Friday, December 20, 2013

9100 violent deaths in Iraq so far this year

The end of the year looms.  Iraq Body Count notes 9100 violent deaths in Iraq so far this year with, through Thursday,  660 for the month thus far.  That's more than the violent deaths in 2009 and nearly double the violent deaths in 2010, in 2011 and in 2012.

And the violence continues as does the month, as does the year.

National Iraqi News Agency reports 1 person was shot dead outside his Baquba home, and a Falluja attack left 1 person dead and three injured (two were police officers),  All Iraq News adds that 2 Tuz Khurmatu bombings left 6 people dead and twenty-five injured.  Alsumaria explains one of the bombings -- the one that left 5 people dead -- targeted mourners in a cemetery.  Earlier this week, Alsumaria noted that placing bombs in cemeteries had become the "killing technique of the month" and  quoted Salim al-Hiyali ("security expert) stating, "Planting bombs in graves is a new phenomenon that surged in the security scene in Diyala during December after two such incidents took place: the first in a graveyard near Al Wajihiyah (25 km north-east of Baaqubah) leading to the death of about 60 civilians and the second took place near a cemetery in Abu Idris (3 km south of Baaqubah). 30 civilians were injured and died as a result."

Alsumaria reports other violence today includes a Mosul roadside bombing left Col Mohammed Ibrahim and his assistant injured, a Juachik vomving left 2 people dead, 2 people were shot dead in Tal Afar, a Mosul roadside bombing claimed the life of 1 police officer and left another injured, 1 taxi driver was shot dead in Mosul, 1 telecom company employee was shot dead in Mosul,

Check my math, that's 15 reported dead and 31 injured so far.  On Fridays, for seven years now, violence reports trickle out slowly so those numbers may rise.

It's December 20th.  In a few days, Christians around the world will be celebrating the birth of Jesus Christ.  For the record, an e-mail came in asking why we're noting "Jesus Christ" this year?  Even those two words?  Good question.  We note all the Muslim pilgrimages and carry various details on the martyrs, etc.  It makes sense for us to do the same with the Christian holiday of Christmas.  (Many people around the world celebrate Christmas as a day to share and/or a time of Santa and do so without any religious overtones.)

As The Voice of Russia notes (link is audio and text), Prince Charles of England spoke out against the violent persecution of Christians this week:

On a visit to the Egyptian Coptic Church centre in Stevenage and the Syriac Orthodox cathedral in London, the Prince of Wales heard accounts of Christians being murdered and families forced to leave their homes in countries in the Middle East.
Violence against Christians in Syria, Egypt and Iraq is increasing.
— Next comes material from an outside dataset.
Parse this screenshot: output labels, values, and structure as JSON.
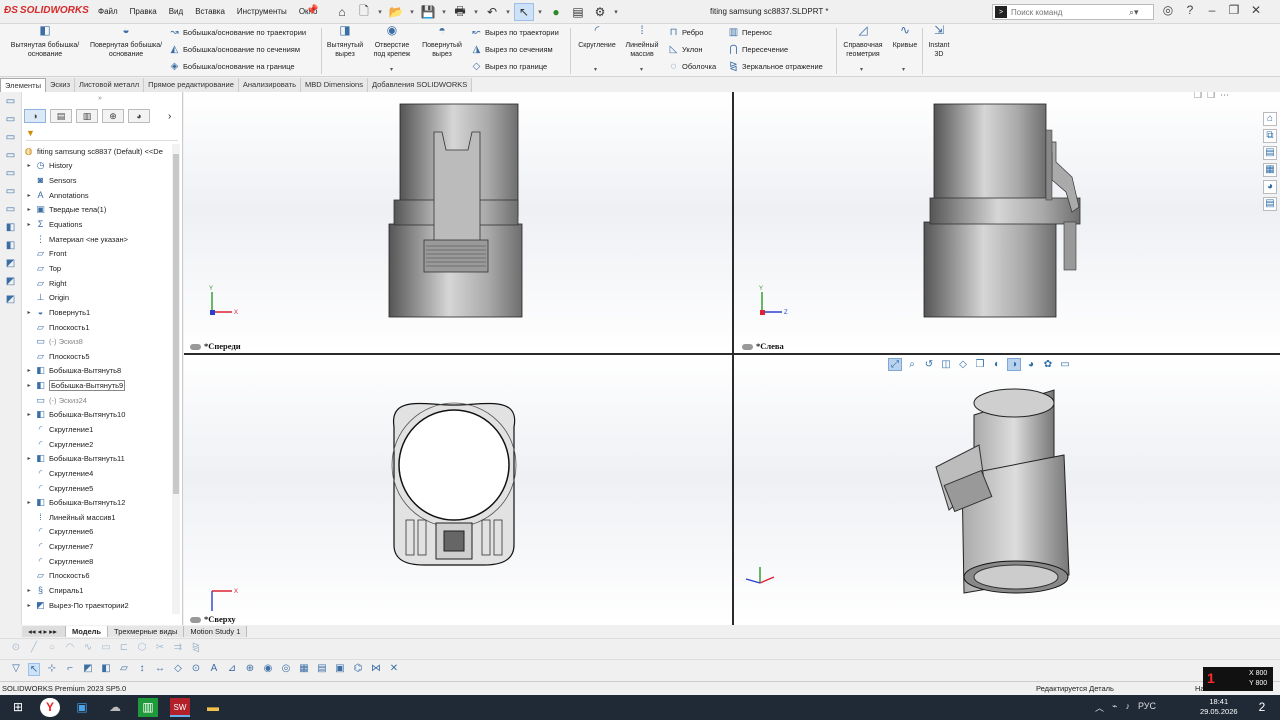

According to Britain’s Foreign Office, religious minorities in the Middle East and North Africa are suffering as a result of instability linked to the Arab Spring.

Those who don't die in the violence live in fear.  Amjad Salah (Alsumaria) reported Wednesday on the findings of Patriarch Louis Ralphael Sako who declared that approximately six Christian families are now leaving Iraq each day.  Families, not individuals.  Today, Scottish Catholic Observer reports:

At a speech in Rome last Friday, the patriarch made clear he was not asking for a mobilisation ‘to protect Christians,’ but rather Western efforts to support ‘harmonious societies for all human beings,’ based on ‘a civil state in which the only criterion is citizenship grounded in full equality under the law.’
The patriarch said that at the moment, the actions of nations such as the UK and the US seem to be based purely on self-interest.
“All they do is create problems, sell weapons and take oil,” he said. “This is a sin.”

Bonnie reminds Kat's "Kat's Korner: Beyonce -- the fake ass feminist who sells violence against women"
 went up yesterday -- calling out Beyonce selling violence against women as sexy.  In other news of violence against women, late last night, Senator Patty Murray's office issued the following:

FOR IMMEDIATE RELEASE                               CONTACT: Murray Press Office (202) 224-2834
Thursday, December 19, 2013                                                    Ayotte Press Office (202) 224-3324

MILITARY SEXUAL ASSAULT: Final Defense Bill Includes Murray-Ayotte Reform to Better Protect Victims

Murray-Ayotte provision would provide trained military lawyers to victims of sexual assault in all service branches

WASHINGTON, D.C. – Today, U.S. Senators Patty Murray (D-WA) and Kelly Ayotte (R-NH) released the following statements after the United States Senate approved the Fiscal Year 2014 National Defense Authorization Act, which includes their bipartisan legislation to provide victims of sexual assault in all military branches with a Special Victims’ Counsel (SVC) – a trained and certified military lawyer to assist victims throughout the legal process. The defense bill, which passed the Senate by a vote of 84-15, also includes dozens of major reforms to protect and support victims of sexual assault, boost prosecutions, and hold military commanders accountable. 

Today we have taken a major, unprecedented step toward finally eliminating the plague of sexual assault in our nation’s military,” said Senator Murray. “Thanks to the voices of countless victims, the work of thousands of advocates, and the bipartisan cooperation of my colleagues, we have shone a light on an issue that for too long has left so many of our nation’s heroes in the shadows. I’d especially like to thank Senator Ayotte for her partnership as we worked to enact this reform, which truly gets at the heart of effectively addressing the tragic epidemic facing our men and women in uniform. I look forward to President Obama’s signature on this legislation and in the coming months will work closely with Secretary Hagel and the incoming Director of the Department of Defense’s Sexual Assault and Prevention Office, Major General Jeffrey Snow, to ensure swift implementation of our legislation.”

“Providing sexual assault victims with their own military lawyer takes a major step toward empowering victims and making sure they get the guidance they need,” said Senator Ayotte. “The special victims’ counsel provision will help encourage victims to come forward to seek justice, and it will help ensure that perpetrators are held accountable for their crimes. I appreciated the opportunity to work with Senator Murray on this bipartisan measure, which is part of a broad package of reforms to address sexual assault in our military.”

In August, Defense Secretary Chuck Hagel directed immediate implementation of several measures to “gain greater consistency of effort and enhance oversight, investigative quality, pretrial investigations and victim support” in cases of military sexual assault. Among other measures, the directive includes implementation of a special victims’ advocacy program to assist sexual assault victims in all branches through the legal process, similar to the legislation introduced by Senators Murray and Ayotte.

Senators Murray and Ayotte have worked for much of the year to advance legislation to prevent sexual assaults in the militaryLast month, Senators Murray and Ayotte  joined a bipartisan group of female Senators on the floor to speak out against sexual assault in the military and call on their colleagues to support some of the historic changes being made to prevent this scourge.